On the other hand, a back side of the envelope 20 is provided with a pasted overlap width portion as illustrated in the development of FIG. 11C, and the envelope is transported with the back side being in contact with a pressing side (a side of the pressing roller) in the fixing device 107. Accordingly, the back side is difficult to shrink in the fixing nip portion, as compared with the front side.
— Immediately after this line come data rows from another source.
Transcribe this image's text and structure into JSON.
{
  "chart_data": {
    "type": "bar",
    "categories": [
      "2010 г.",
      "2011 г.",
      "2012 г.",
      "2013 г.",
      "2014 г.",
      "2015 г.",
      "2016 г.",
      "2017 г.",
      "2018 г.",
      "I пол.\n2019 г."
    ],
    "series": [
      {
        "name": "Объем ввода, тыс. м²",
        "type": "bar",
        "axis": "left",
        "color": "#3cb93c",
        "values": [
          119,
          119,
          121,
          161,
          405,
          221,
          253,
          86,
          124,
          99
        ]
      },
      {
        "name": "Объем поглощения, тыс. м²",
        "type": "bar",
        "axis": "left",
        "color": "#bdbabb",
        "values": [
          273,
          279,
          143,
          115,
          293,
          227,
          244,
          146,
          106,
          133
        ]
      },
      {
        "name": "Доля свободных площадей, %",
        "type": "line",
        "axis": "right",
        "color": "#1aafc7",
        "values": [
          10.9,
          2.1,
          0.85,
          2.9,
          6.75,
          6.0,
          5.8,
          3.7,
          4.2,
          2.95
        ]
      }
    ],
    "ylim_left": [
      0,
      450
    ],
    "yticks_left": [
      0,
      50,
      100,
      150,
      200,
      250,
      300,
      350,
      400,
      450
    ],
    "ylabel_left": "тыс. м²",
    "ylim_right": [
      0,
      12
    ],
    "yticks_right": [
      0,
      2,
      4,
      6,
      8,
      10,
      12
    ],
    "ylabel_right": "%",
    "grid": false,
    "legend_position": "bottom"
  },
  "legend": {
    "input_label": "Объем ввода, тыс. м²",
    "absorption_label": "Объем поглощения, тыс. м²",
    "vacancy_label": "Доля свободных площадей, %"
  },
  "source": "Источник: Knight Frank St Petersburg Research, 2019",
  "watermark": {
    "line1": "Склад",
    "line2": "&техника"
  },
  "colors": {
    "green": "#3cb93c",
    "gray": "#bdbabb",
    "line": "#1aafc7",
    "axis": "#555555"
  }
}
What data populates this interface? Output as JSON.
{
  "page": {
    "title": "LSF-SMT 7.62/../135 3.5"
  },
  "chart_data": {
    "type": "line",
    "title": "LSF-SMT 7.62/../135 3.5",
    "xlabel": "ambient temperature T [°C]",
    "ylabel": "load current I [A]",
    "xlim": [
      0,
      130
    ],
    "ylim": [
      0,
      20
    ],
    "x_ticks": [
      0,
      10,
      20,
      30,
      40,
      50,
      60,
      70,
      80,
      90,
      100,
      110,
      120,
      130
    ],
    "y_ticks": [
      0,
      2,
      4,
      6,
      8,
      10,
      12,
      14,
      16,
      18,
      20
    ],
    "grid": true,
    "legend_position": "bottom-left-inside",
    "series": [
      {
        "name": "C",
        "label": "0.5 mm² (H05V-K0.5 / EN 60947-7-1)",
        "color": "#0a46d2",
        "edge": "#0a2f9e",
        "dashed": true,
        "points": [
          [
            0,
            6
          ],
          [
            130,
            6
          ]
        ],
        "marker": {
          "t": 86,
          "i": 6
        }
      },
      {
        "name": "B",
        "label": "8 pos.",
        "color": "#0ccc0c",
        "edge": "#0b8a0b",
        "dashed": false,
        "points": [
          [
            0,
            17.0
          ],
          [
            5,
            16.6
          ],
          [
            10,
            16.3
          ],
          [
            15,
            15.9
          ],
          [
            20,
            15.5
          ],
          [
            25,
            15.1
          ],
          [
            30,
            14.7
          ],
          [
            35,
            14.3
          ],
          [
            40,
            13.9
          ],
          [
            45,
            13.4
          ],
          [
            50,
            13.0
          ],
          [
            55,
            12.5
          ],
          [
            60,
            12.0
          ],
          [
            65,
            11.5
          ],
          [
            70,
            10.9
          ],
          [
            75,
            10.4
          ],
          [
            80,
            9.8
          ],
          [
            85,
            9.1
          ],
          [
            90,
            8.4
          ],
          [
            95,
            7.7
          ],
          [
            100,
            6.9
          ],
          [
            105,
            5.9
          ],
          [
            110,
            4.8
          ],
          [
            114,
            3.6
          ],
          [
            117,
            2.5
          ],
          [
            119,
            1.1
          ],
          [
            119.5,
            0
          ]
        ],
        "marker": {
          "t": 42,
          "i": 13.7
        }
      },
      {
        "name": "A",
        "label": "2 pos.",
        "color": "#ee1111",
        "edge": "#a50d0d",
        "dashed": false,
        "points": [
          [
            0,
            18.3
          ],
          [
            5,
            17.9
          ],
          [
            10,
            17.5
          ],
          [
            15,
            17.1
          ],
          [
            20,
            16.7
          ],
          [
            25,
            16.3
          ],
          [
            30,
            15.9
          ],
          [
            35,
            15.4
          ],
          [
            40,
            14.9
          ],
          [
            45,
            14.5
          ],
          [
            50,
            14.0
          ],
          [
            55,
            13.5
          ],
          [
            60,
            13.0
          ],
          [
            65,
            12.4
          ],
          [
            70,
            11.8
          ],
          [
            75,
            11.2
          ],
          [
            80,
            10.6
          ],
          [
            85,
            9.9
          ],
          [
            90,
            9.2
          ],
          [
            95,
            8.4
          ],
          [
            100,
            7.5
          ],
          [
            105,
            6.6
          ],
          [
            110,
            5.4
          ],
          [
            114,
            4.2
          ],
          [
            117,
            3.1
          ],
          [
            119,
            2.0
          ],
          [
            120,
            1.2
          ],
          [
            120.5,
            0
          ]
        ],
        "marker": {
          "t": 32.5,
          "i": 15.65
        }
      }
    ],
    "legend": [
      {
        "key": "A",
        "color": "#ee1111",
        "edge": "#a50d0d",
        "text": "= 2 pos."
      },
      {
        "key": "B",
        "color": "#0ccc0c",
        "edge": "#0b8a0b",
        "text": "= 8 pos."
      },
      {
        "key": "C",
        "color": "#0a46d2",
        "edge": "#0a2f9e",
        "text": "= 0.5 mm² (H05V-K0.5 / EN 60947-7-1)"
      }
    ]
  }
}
In other words, when the envelope containing much moisture passes through the fixing device 107, its front side shrinks whereas its back side does not shrink, as illustrated in FIG. 13B.
Further, where the envelope 20 contains much moisture, the front side of the envelope 20 is likely to wave, and swelling portions is likely to unevenly appear as illustrated in FIG. 14A. Occurrence of swelling portions on the front side of the envelope 20 is accompanied by a fact that air is introduced into the envelope as illustrated in FIG. 14B.
In the event that the envelope 20 is passed through the fixing device 107 under such an air-introduced condition as illustrated in FIG. 15A, moisture in the swelling portion is evaporated in the fixing nip portion, and the swelling portion abruptly shrinks, leading to appearance of slight deformation in the envelope 20 as illustrated in FIG. 15B. During the passage of the envelope 20 as illustrated in FIG. 15C, the wrinkle hence appears from a starting point of a portion of that deformation to a trailing end of the envelope 20. To paraphrase the above, the envelope wrinkle is very likely to occur when air is introduced into the envelope at the time of fixation.
Turning back to FIG. 9, the sheet P fed out from the pick-up roller 105 is passed through a largely curved sheet transport path 120, and is fed to the transferring portion T. During the passage through the sheet transport path 120, the sheet P is conveyed while being curved upward along the sheet transport path 120.
Where the sheet P is an envelope which is comprised of a sheet of paper, the swelling portion occurs on its inner-side surface, which is a front surface on a folding side, due to the folding, as illustrated in FIG. 16A. FIG. 16B illustrates a folding angle. For example, in the case of the envelope 20 as illustrated in FIGS. 11A to 11C, a swelling portion slightly appears on its inner-side surface when the folding angle amounts to over 30 degrees. In such an event, the wrinkle occurs as discussed above during the passage of the envelope through the fixing device 107.
To paraphrase the above, the envelope wrinkle is likely to occur, where the envelope contains much moisture, and air is introduced into the envelope, and the swelling portion is present on the surface of the envelope when it reaches the fixing portion.